On November 12, 1975 the Poughkeepsie Branch held a dinner at the Vassar Alumni House to commemorate the International Women's Year and to celebrate the 50th anniversary of the founding of our branch. Eight women were honored for outstanding service to the residents of Dutchess County. Since that time, the Poughkeepsie Branch AAUW has selected a local woman to honor as our Woman of the Year. These women exemplify the goals stated in AAUW's mission statement:
The American Association of University Women advances equity
for women and girls through advocacy, education, philanthropy, and research.
We invite you to nominate candidates for consideration of this honor using the form linked below to print, fill in and mail. Your nomination will be in consideration for two years from the date you submit the form to one of the Woman of the Year Committee Co-Chairs: Gail Sisti, 313 Forest Rd, Wallkill, NY 12589 or Mary Lou Davis, 125 Andrews Rd, Lagrangeville, NY 12540
Compiled by Margaret Nijhuis from resume by Eileen Hayden and Living History by Vanni Cappelli
Many generations of the family of Eileen Mylod Hayden, AAUW Poughkeepsie Woman of the Year, have resided in Dutchess County. Both her father and grandfather were officials of the Dutchess County Historical Society. Ms Hayden has served the society since 1980 and was its Executive Director from 1991 until her retirement in October, 2007.
She is a graduate of SUNY, New Paltz and the College of New Rochelle. She was a teacher on the elementary level and at Our Lady of Lourdes High School. Ms Hayden is a certified Community Mediator.
Eileen Hayden serves on the County Historian's Advisory Committee. She is a founding member of Friends of Mills Mansion and a member of the Friends of Eleanor Roosevelt-Val Kill. She served on committees for the Dutchess County Tercentenary, Poughkeepsie Tricentennial, Bicentennial of the Ratification of the US Constitution, and County Court House Centennial.
Her publications include DCHS Year Book, Astor Home: Looking Back, and The First Seventy-five.
Eileen Hayden was honored in 1992 with the President's Award from Marist College and in 1996 with the Ursula Lauris Award from the College of New Rochelle.

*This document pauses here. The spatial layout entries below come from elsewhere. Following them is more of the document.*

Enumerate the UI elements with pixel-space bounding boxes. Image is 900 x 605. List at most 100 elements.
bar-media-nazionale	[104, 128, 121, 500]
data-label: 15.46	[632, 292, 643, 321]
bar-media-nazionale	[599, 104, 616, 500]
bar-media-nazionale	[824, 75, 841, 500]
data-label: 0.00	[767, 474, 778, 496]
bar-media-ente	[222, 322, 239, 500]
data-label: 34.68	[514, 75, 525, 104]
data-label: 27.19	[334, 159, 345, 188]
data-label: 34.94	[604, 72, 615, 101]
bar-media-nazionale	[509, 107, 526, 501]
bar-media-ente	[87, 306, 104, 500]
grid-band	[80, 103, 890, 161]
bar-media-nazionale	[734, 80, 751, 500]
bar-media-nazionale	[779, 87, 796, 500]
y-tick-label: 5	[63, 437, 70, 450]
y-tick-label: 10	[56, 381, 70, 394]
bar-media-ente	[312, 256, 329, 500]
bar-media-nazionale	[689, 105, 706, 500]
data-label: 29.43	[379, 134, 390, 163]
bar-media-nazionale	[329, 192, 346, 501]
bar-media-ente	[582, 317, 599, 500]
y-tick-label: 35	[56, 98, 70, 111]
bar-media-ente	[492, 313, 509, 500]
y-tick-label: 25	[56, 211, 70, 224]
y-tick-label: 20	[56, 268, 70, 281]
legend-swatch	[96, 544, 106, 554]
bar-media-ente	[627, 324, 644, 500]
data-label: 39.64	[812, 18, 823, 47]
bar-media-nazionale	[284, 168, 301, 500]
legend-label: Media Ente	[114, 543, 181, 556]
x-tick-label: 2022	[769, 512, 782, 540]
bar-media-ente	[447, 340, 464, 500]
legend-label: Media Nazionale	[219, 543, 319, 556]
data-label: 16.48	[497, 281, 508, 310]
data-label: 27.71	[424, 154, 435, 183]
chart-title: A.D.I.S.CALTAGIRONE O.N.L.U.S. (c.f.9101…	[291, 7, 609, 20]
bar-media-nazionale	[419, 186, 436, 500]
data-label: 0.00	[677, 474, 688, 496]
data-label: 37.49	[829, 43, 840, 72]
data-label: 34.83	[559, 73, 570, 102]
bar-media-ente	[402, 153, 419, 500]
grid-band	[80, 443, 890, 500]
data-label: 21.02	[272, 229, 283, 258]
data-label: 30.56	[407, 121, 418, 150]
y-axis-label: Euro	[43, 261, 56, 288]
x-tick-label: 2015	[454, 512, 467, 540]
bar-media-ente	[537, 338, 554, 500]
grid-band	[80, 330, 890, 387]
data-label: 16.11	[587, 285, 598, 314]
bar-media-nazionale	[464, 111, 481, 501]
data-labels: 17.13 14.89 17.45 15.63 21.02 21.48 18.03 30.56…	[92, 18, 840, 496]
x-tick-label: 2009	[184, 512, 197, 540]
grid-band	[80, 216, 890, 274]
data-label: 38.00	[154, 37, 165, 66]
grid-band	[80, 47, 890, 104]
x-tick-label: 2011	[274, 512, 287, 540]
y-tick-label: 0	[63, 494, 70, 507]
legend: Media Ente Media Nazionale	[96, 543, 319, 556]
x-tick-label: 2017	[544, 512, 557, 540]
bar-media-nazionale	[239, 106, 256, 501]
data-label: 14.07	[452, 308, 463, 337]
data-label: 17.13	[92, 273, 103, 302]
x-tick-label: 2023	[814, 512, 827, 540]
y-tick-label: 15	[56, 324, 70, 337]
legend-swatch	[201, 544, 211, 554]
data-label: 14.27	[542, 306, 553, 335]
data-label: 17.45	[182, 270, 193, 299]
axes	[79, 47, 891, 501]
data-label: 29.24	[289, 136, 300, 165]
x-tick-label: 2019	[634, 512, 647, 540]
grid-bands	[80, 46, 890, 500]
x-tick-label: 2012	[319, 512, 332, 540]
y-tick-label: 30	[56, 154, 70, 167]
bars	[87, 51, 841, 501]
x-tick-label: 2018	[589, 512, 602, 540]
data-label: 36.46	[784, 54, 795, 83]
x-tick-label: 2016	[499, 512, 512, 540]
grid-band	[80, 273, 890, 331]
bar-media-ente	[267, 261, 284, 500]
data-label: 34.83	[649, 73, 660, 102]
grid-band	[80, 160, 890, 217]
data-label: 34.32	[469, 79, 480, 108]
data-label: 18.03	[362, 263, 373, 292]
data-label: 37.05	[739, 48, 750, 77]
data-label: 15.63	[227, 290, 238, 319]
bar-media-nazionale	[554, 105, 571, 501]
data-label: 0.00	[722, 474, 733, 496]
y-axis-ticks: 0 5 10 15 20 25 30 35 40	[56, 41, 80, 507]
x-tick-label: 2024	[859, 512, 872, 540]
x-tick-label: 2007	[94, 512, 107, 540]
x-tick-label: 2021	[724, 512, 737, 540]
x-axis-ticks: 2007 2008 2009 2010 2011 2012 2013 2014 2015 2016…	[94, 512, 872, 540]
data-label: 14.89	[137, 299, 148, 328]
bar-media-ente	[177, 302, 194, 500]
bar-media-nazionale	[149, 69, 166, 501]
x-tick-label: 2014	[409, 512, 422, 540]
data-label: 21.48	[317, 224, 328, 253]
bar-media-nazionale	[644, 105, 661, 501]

From the article Living History by Vanni Cappelli:
Dr. Werner Steger, president of the Board of Trustees of the Dutchess County Historical Society, said on the occasion of Eileen Hayden's retirement,"Those who have worked with her will miss her guidance and firm hand at the helm of an organization serving the county's historical needs for almost a century. An educator and historian to the core, she taught in local schools for a number of years before changing her audience to history lovers. Her knowledge of local, state and national history was nourished within a family with a long documented interest in discovering, preserving and using history and historical resources for community good."
... she discusses the archaeology project in Hyde Park aimed at uncovering traces of an 18th century enclave of free blacks and runaway slaves, an American Revolution program at the Mid-Hudson Children's Museum, the summer program for middle school children, an after-school program with the Catharine Street Community Center and the Black History Committee. Yet it is the Silver Ribbon Tours, which take groups to towns around the county to highlight their historic treasures, that obviously have a special place in her heart.
"There is no town in Dutchess County that does not have its own unique gem to show off," Hayden said. "Whether it's a Georgian house, a historic church or an old railroad bridge, there is always something with a story to discover."
Yet despite the richness of the historical legacy she has presided over for many years, Hayden stresses that it is sharing it with people that has given her the most satisfaction.
"People themselves have given me my strongest memories," she says. "Their enthusiasm for programs, whether they be demonstrations of needlework or displays of old newspapers, has been extraordinary. So many people have been involved and supportive."
And what comes next in the ongoing historical odyssey of Eileen Hayden?
"There will be more leeway for travel and family time, but I am still a member of the society," she said. "I am just going from official to volunteer. I will be able to enjoy the activities for their own sake, now that I am not responsible for so many aspects of their success. And I encourage everyone to come and enjoy them too."